COVID-19 has afforded us the opportunity to interrogate, shape and collaborate for change. This according to Ncedisa Nkonyeni, convenor of the Systems Change and Social Impact Executive Education course of the Bertha Centre for Social Innovation and Entrepreneurship at the University of Cape Town Graduate School of Business (UCT GSB).
We have to grab the opportunity Covid-19 has given us to interrogate, shape and collaborate for change. And those who hold power need to share that power to welcome the changes that the pandemic invites.
If there is a silver lining to be found around the global Covid-19 pandemic, it’s the wave of optimism that it is heralding a new world order.
Into such sharp relief, the reasoning goes, have the world’s festering inequalities and geopolitical power imbalances been cast that it is inevitable that governments and societies will decide to change course.
Reports that the wealth of some billionaires had ballooned overnight while millions lost their jobs have added fuel to the embers that have been on a slow burn since the 2008 global economic crisis. “The reality is the world will never be the same after the coronavirus,” wrote former US Secretary of State and diplomat Henry Kissinger, a man in the past accused of resorting to extreme measures to thwart change. The idea that change will come as a natural response to the Covid-19 pandemic has been infectious and almost universal.

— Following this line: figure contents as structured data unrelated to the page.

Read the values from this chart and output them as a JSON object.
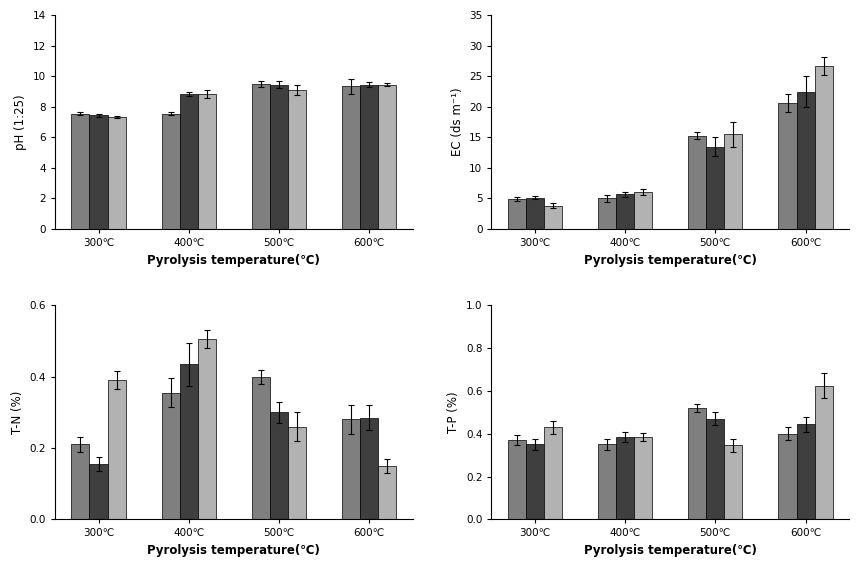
{
  "temperatures": [
    "300℃",
    "400℃",
    "500℃",
    "600℃"
  ],
  "bar_colors": [
    "#7f7f7f",
    "#3f3f3f",
    "#b2b2b2"
  ],
  "bar_width": 0.2,
  "pH": {
    "values": [
      [
        7.55,
        7.45,
        7.35
      ],
      [
        7.55,
        8.85,
        8.85
      ],
      [
        9.5,
        9.45,
        9.1
      ],
      [
        9.35,
        9.45,
        9.45
      ]
    ],
    "errors": [
      [
        0.1,
        0.1,
        0.08
      ],
      [
        0.08,
        0.15,
        0.28
      ],
      [
        0.18,
        0.22,
        0.32
      ],
      [
        0.48,
        0.18,
        0.12
      ]
    ],
    "ylabel": "pH (1:25)",
    "ylim": [
      0,
      14
    ],
    "yticks": [
      0,
      2,
      4,
      6,
      8,
      10,
      12,
      14
    ]
  },
  "EC": {
    "values": [
      [
        4.9,
        5.15,
        3.8
      ],
      [
        5.0,
        5.7,
        6.1
      ],
      [
        15.3,
        13.5,
        15.5
      ],
      [
        20.6,
        22.5,
        26.7
      ]
    ],
    "errors": [
      [
        0.3,
        0.3,
        0.4
      ],
      [
        0.5,
        0.4,
        0.5
      ],
      [
        0.5,
        1.5,
        2.0
      ],
      [
        1.5,
        2.5,
        1.5
      ]
    ],
    "ylabel": "EC (ds m⁻¹)",
    "ylim": [
      0,
      35
    ],
    "yticks": [
      0,
      5,
      10,
      15,
      20,
      25,
      30,
      35
    ]
  },
  "TN": {
    "values": [
      [
        0.21,
        0.155,
        0.39
      ],
      [
        0.355,
        0.435,
        0.505
      ],
      [
        0.4,
        0.3,
        0.26
      ],
      [
        0.28,
        0.285,
        0.15
      ]
    ],
    "errors": [
      [
        0.02,
        0.02,
        0.025
      ],
      [
        0.04,
        0.06,
        0.025
      ],
      [
        0.02,
        0.03,
        0.04
      ],
      [
        0.04,
        0.035,
        0.02
      ]
    ],
    "ylabel": "T-N (%)",
    "ylim": [
      0,
      0.6
    ],
    "yticks": [
      0,
      0.2,
      0.4,
      0.6
    ]
  },
  "TP": {
    "values": [
      [
        0.37,
        0.35,
        0.43
      ],
      [
        0.35,
        0.385,
        0.385
      ],
      [
        0.52,
        0.47,
        0.345
      ],
      [
        0.4,
        0.445,
        0.625
      ]
    ],
    "errors": [
      [
        0.025,
        0.025,
        0.03
      ],
      [
        0.025,
        0.025,
        0.02
      ],
      [
        0.02,
        0.03,
        0.03
      ],
      [
        0.03,
        0.035,
        0.06
      ]
    ],
    "ylabel": "T-P (%)",
    "ylim": [
      0,
      1.0
    ],
    "yticks": [
      0,
      0.2,
      0.4,
      0.6,
      0.8,
      1.0
    ]
  },
  "xlabel": "Pyrolysis temperature(℃)",
  "background_color": "#ffffff",
  "tick_fontsize": 7.5,
  "label_fontsize": 8.5,
  "xlabel_fontsize": 8.5,
  "capsize": 2.5
}
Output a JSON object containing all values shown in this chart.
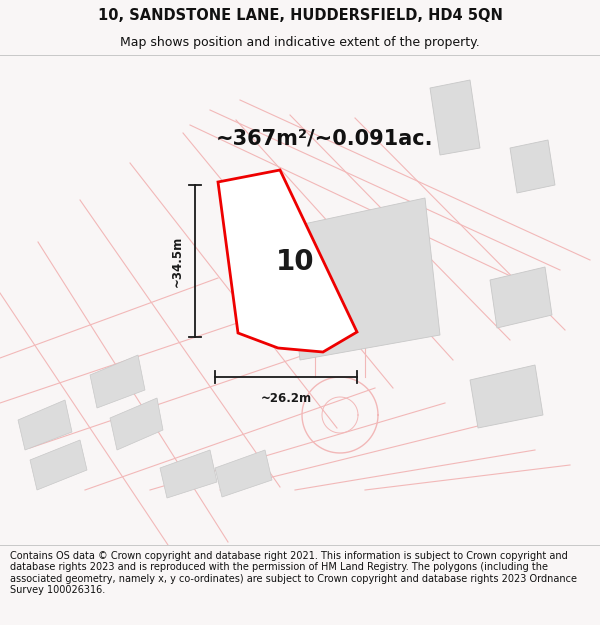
{
  "title_line1": "10, SANDSTONE LANE, HUDDERSFIELD, HD4 5QN",
  "title_line2": "Map shows position and indicative extent of the property.",
  "area_label": "~367m²/~0.091ac.",
  "dim_height": "~34.5m",
  "dim_width": "~26.2m",
  "plot_number": "10",
  "footer": "Contains OS data © Crown copyright and database right 2021. This information is subject to Crown copyright and database rights 2023 and is reproduced with the permission of HM Land Registry. The polygons (including the associated geometry, namely x, y co-ordinates) are subject to Crown copyright and database rights 2023 Ordnance Survey 100026316.",
  "bg_color": "#f9f6f6",
  "map_bg": "#faf8f8",
  "road_color": "#f2b8b8",
  "plot_line_color": "#e8b0b0",
  "building_fill": "#dcdcdc",
  "building_edge": "#c8c8c8",
  "highlight_fill": "#ffffff",
  "highlight_stroke": "#ee0000",
  "dim_color": "#1a1a1a",
  "title_color": "#111111",
  "footer_color": "#111111",
  "title_fontsize": 10.5,
  "subtitle_fontsize": 9,
  "area_fontsize": 15,
  "plot_num_fontsize": 20,
  "dim_fontsize": 8.5,
  "footer_fontsize": 7.0
}
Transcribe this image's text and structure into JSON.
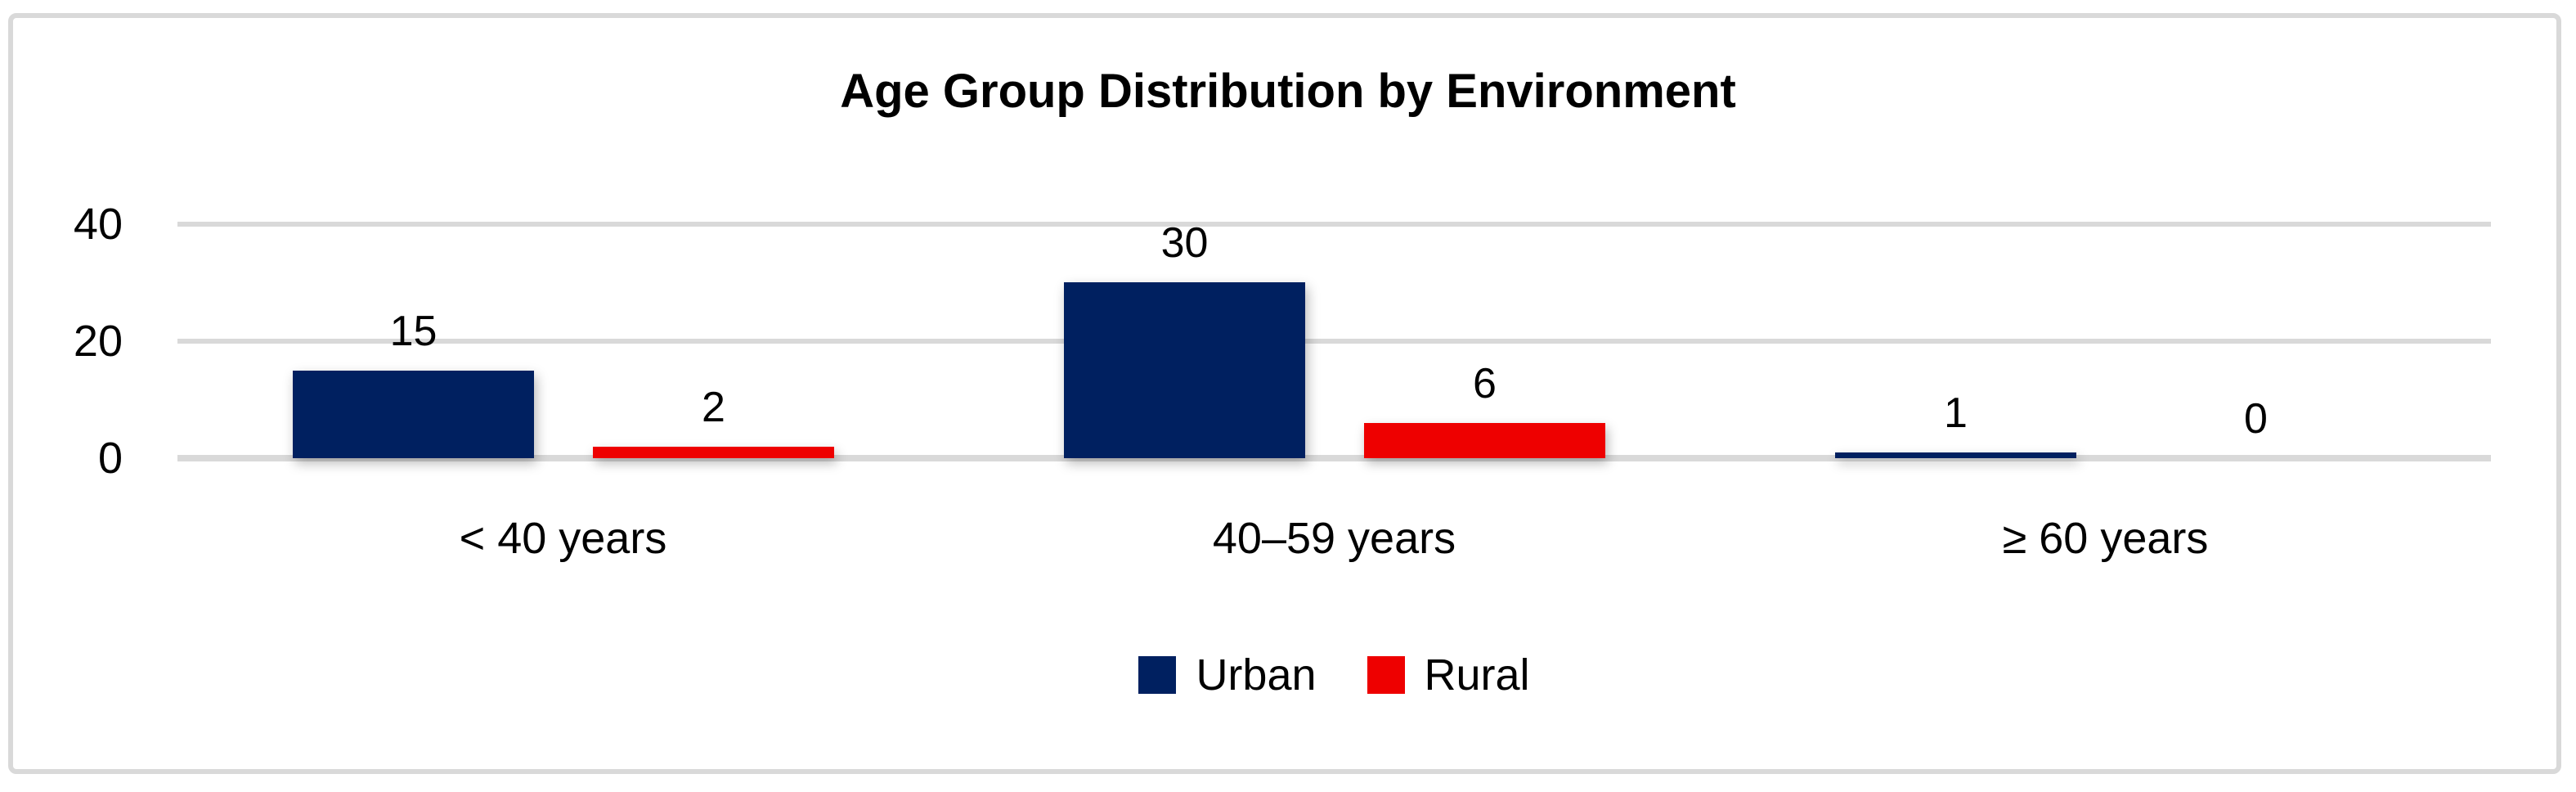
{
  "chart_data": {
    "type": "bar",
    "title": "Age Group Distribution by Environment",
    "categories": [
      "< 40 years",
      "40–59 years",
      "≥ 60 years"
    ],
    "series": [
      {
        "name": "Urban",
        "color": "#002060",
        "values": [
          15,
          30,
          1
        ]
      },
      {
        "name": "Rural",
        "color": "#EE0000",
        "values": [
          2,
          6,
          0
        ]
      }
    ],
    "data_labels": [
      [
        "15",
        "30",
        "1"
      ],
      [
        "2",
        "6",
        "0"
      ]
    ],
    "xlabel": "",
    "ylabel": "",
    "ylim": [
      0,
      40
    ],
    "yticks": [
      "0",
      "20",
      "40"
    ],
    "grid": true,
    "legend_position": "bottom-center"
  },
  "style": {
    "background": "#FFFFFF",
    "frame_color": "#D9D9D9",
    "gridline_color": "#D9D9D9",
    "text_color": "#000000"
  }
}
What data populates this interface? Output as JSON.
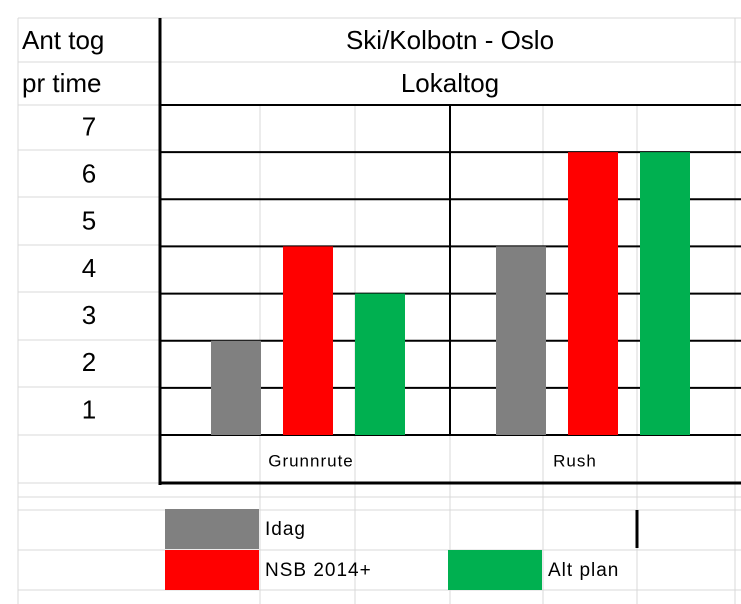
{
  "chart_data": {
    "type": "bar",
    "title": "Ski/Kolbotn - Oslo",
    "subtitle": "Lokaltog",
    "y_label_lines": [
      "Ant tog",
      "pr time"
    ],
    "categories": [
      "Grunnrute",
      "Rush"
    ],
    "series": [
      {
        "name": "Idag",
        "color": "#808080",
        "values": [
          2,
          4
        ]
      },
      {
        "name": "NSB 2014+",
        "color": "#ff0000",
        "values": [
          4,
          6
        ]
      },
      {
        "name": "Alt plan",
        "color": "#00b050",
        "values": [
          3,
          6
        ]
      }
    ],
    "ylim": [
      0,
      7
    ],
    "yticks": [
      1,
      2,
      3,
      4,
      5,
      6,
      7
    ],
    "grid": true
  }
}
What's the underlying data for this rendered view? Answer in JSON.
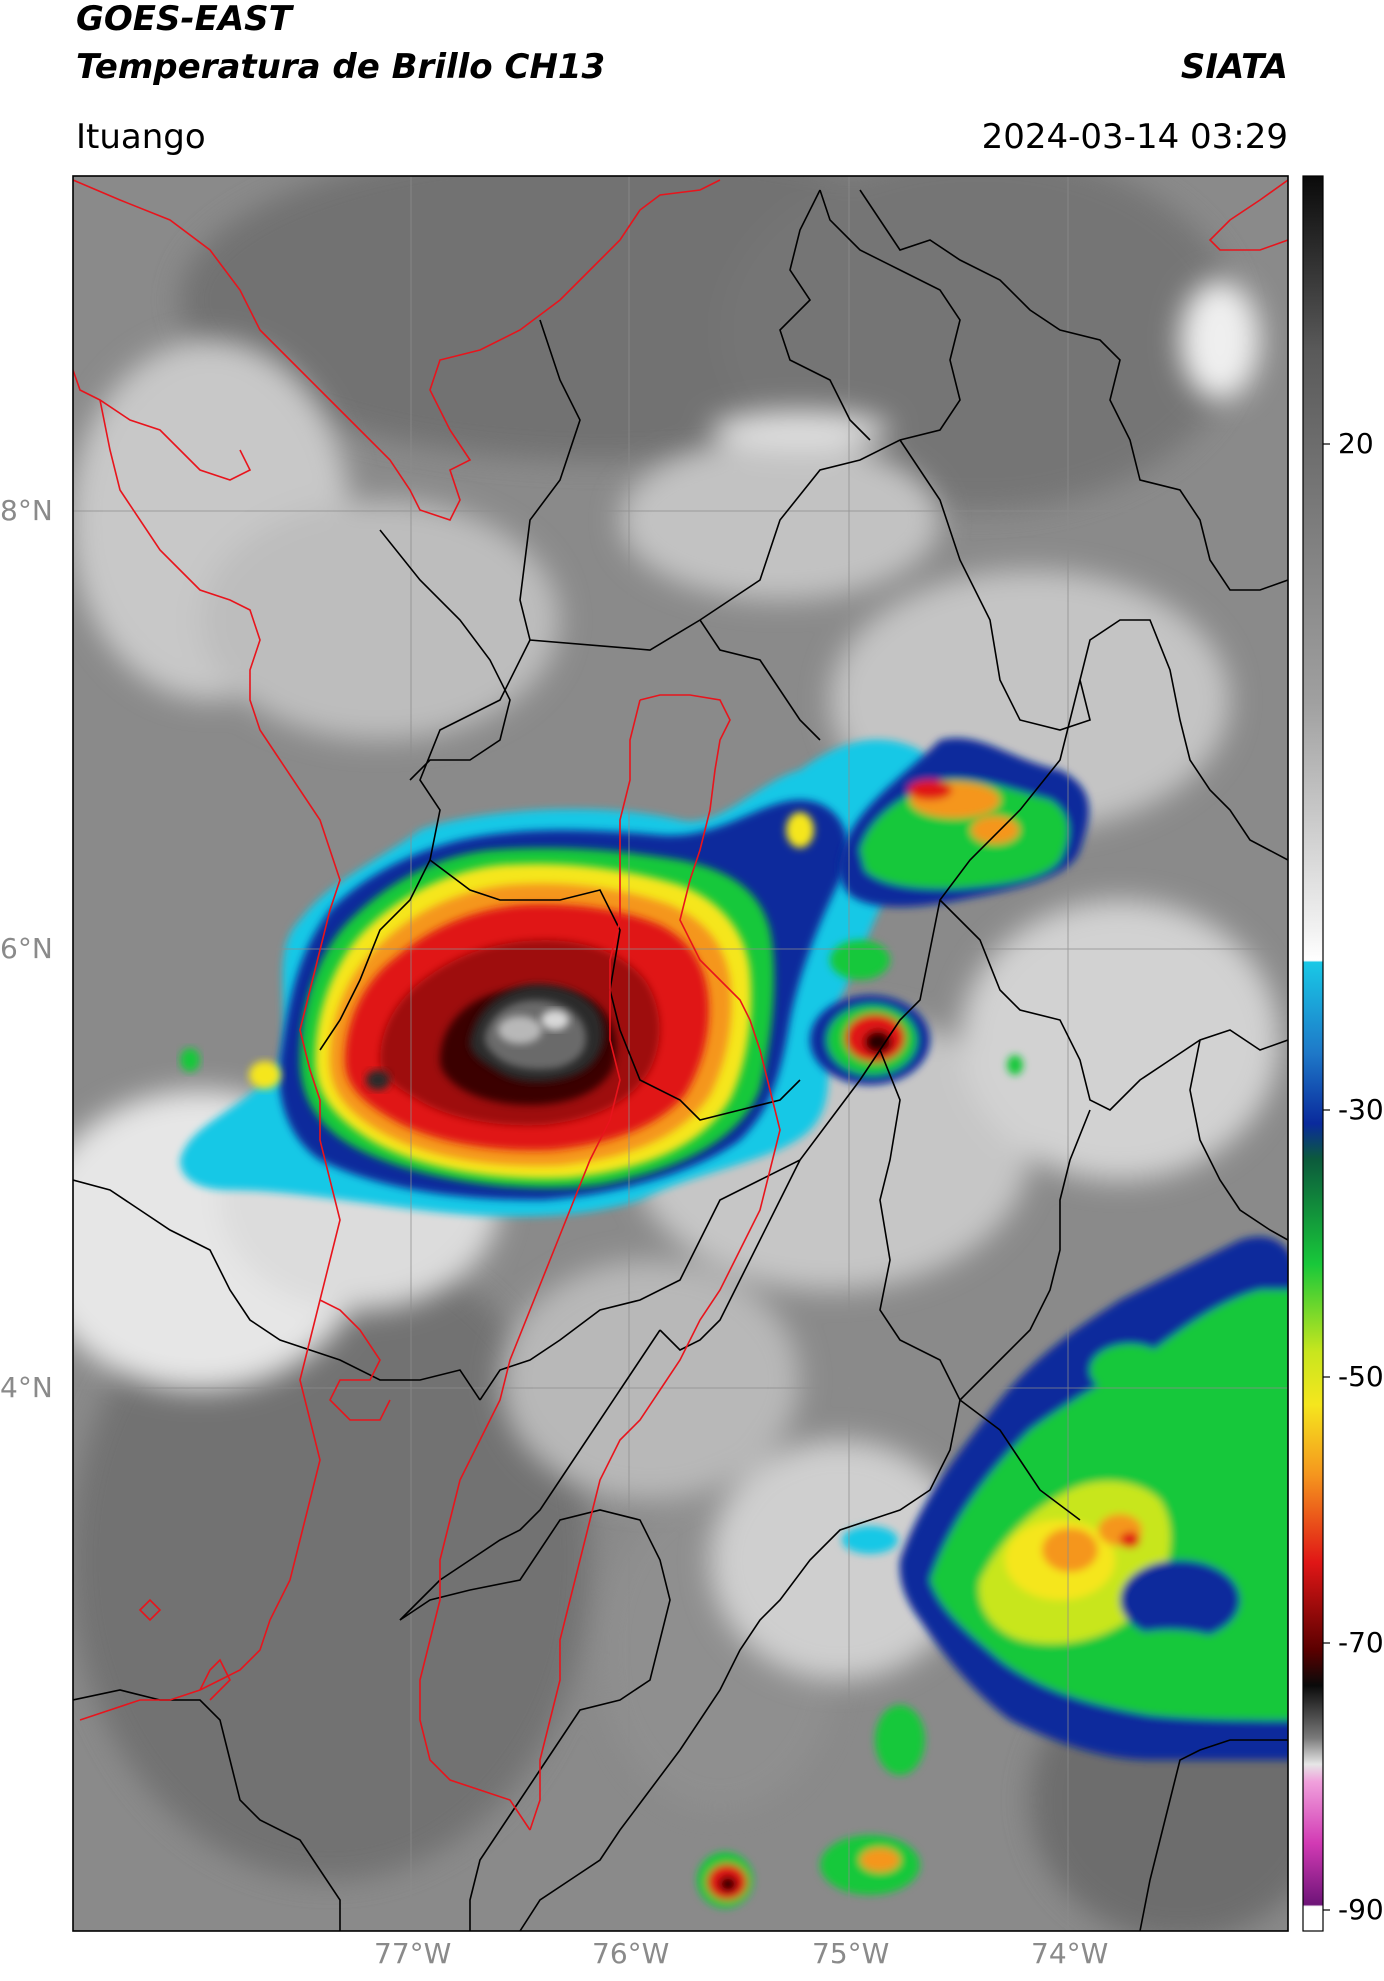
{
  "header": {
    "satellite": "GOES-EAST",
    "product": "Temperatura de Brillo CH13",
    "organization": "SIATA",
    "location": "Ituango",
    "datetime": "2024-03-14 03:29"
  },
  "map": {
    "lat_ticks": [
      "8°N",
      "6°N",
      "4°N"
    ],
    "lon_ticks": [
      "77°W",
      "76°W",
      "75°W",
      "74°W"
    ],
    "border_colors": {
      "country_and_basin": "#e8141c",
      "departments": "#000000"
    }
  },
  "colorbar": {
    "ticks": [
      "20",
      "-30",
      "-50",
      "-70",
      "-90"
    ],
    "colors": {
      "warm_gray": "#6f6f6f",
      "white": "#ffffff",
      "cyan": "#19c8e6",
      "blue": "#0a2a9c",
      "green": "#18c83a",
      "yellow": "#f5e61e",
      "orange": "#f5961e",
      "red": "#e01616",
      "dark_red": "#5a0000",
      "black": "#0a0a0a",
      "magenta": "#d23ab4",
      "purple": "#6e1478"
    }
  }
}
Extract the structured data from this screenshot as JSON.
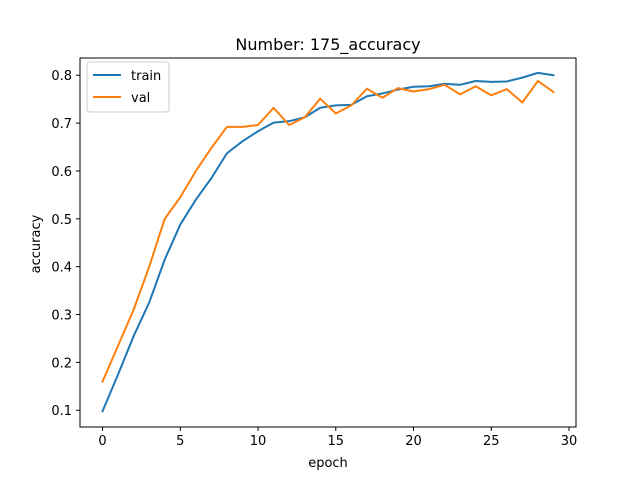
{
  "chart_data": {
    "type": "line",
    "title": "Number: 175_accuracy",
    "xlabel": "epoch",
    "ylabel": "accuracy",
    "xlim": [
      -1.45,
      30.45
    ],
    "ylim": [
      0.065,
      0.836
    ],
    "x_ticks": [
      0,
      5,
      10,
      15,
      20,
      25,
      30
    ],
    "y_ticks": [
      0.1,
      0.2,
      0.3,
      0.4,
      0.5,
      0.6,
      0.7,
      0.8
    ],
    "x_tick_labels": [
      "0",
      "5",
      "10",
      "15",
      "20",
      "25",
      "30"
    ],
    "y_tick_labels": [
      "0.1",
      "0.2",
      "0.3",
      "0.4",
      "0.5",
      "0.6",
      "0.7",
      "0.8"
    ],
    "grid": false,
    "legend_position": "top-left",
    "x": [
      0,
      1,
      2,
      3,
      4,
      5,
      6,
      7,
      8,
      9,
      10,
      11,
      12,
      13,
      14,
      15,
      16,
      17,
      18,
      19,
      20,
      21,
      22,
      23,
      24,
      25,
      26,
      27,
      28,
      29
    ],
    "series": [
      {
        "name": "train",
        "color": "#1f77b4",
        "values": [
          0.098,
          0.175,
          0.255,
          0.325,
          0.415,
          0.488,
          0.54,
          0.585,
          0.637,
          0.662,
          0.683,
          0.701,
          0.704,
          0.712,
          0.732,
          0.737,
          0.738,
          0.756,
          0.762,
          0.77,
          0.776,
          0.777,
          0.782,
          0.78,
          0.788,
          0.786,
          0.787,
          0.795,
          0.805,
          0.8
        ]
      },
      {
        "name": "val",
        "color": "#ff7f0e",
        "values": [
          0.16,
          0.235,
          0.31,
          0.4,
          0.5,
          0.545,
          0.6,
          0.648,
          0.692,
          0.692,
          0.696,
          0.732,
          0.696,
          0.712,
          0.751,
          0.72,
          0.737,
          0.772,
          0.753,
          0.773,
          0.766,
          0.771,
          0.78,
          0.76,
          0.777,
          0.758,
          0.771,
          0.743,
          0.788,
          0.765
        ]
      }
    ]
  }
}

From small changes, big things may come
The truth is, of course, that change is rarely sweeping and immediate. In the fields of systems change and systems innovation, we are mindful to look at systems – be it a society, a community or an organisation – not in isolation, but in the context of the different parts that it is made up of and nested into. We pay close attention to the relationships between those parts, the values that hold them up and the power dynamics that frame them.
For a system to transform, there has to be change, both in its technical workings as well as in the values, beliefs and assumptions that the system is built on. Change that is metered on only one level is unlikely to translate into transformation in the system as a whole. Often, it is deeply contextual, inclusive, empowering innovations within systems that spark small shifts that build up transformative capacity within the system.
Neither is change a once-off. Rather, it is continuous and adaptive, especially if it is to prove transformative – a key measure of success. While immediate revolutions are appealing and may make the headlines, in practice, systems take time to transform. This is perhaps a lesson we have had to learn painfully in South Africa where the heady release of Nelson Mandela and the transition to democracy 25 years ago has not translated into meaningful change in many aspects of society. We are still one of the most unequal societies on earth.
An initiative that embodies continuous and adaptive change is the network of neighbourhood-level Community Action Networks (CANs) that have arisen across South Africa as a response to the pandemic. Based on principles of self-organising, collaboration and social solidarity, CANs aim to provide localised neighbourhood responses to the pandemic.
By leveraging local knowledge in a time of crisis, CANs have been able to quickly marshal and distribute resources – from educational materials, to food parcels, healing centres and hygiene products. Importantly, by embodying atypical configurations of power, decision-making and resource-flow to advance a meaningful momentum of impact, CANs are allowing us to experience how our future systems could organise.
Whether Covid-19 brings about change depends on us
The 1918 influenza pandemic killed an estimated 50 million people. Despite the scale of that tragedy, partnered with a horrendous world war, no great lessons were apparently learnt. It could be argued, in fact, that in its wake, nations simply laid the foundations for the next global conflict.
Systems and futurism caution that the resilience of the old system will co-opt the momentum of the new to simply reassert its previous dominance.
We have to grab this opportunity to interrogate, shape and collaborate for change. And those who hold power need to share that power to welcome the changes that the Covid-19 pandemic invites.
In amplifying the abnormalities of our “normal”, the pandemic has pointed out the flaws in our system. And it has also shown how communities can band together across race, class and geographical spacing to change things for the better. Amid the devastation, there are movements collaborating, from those of CAN to #BlackLivesMatter, to address the inequities that have become so viscerally obvious. These could be seen as sub-systems that can reimagine, reframe and contribute to a broader systems transformation that beckons the better future systems we want to achieve.
Arundhati Roy has described the pandemic as “a portal, a gateway between one world and the next”. She argues that the pandemic found us in a world plagued by (literal and metaphorical) economies of scale that leave too many of us vulnerable. But that it also affords us the opportunity to make choices that will help us step into a more equitable and harmonious one.
It’s an opportunity to release what does not work, and to take on new ways that hold more promise. This is an opportunity we should not waste.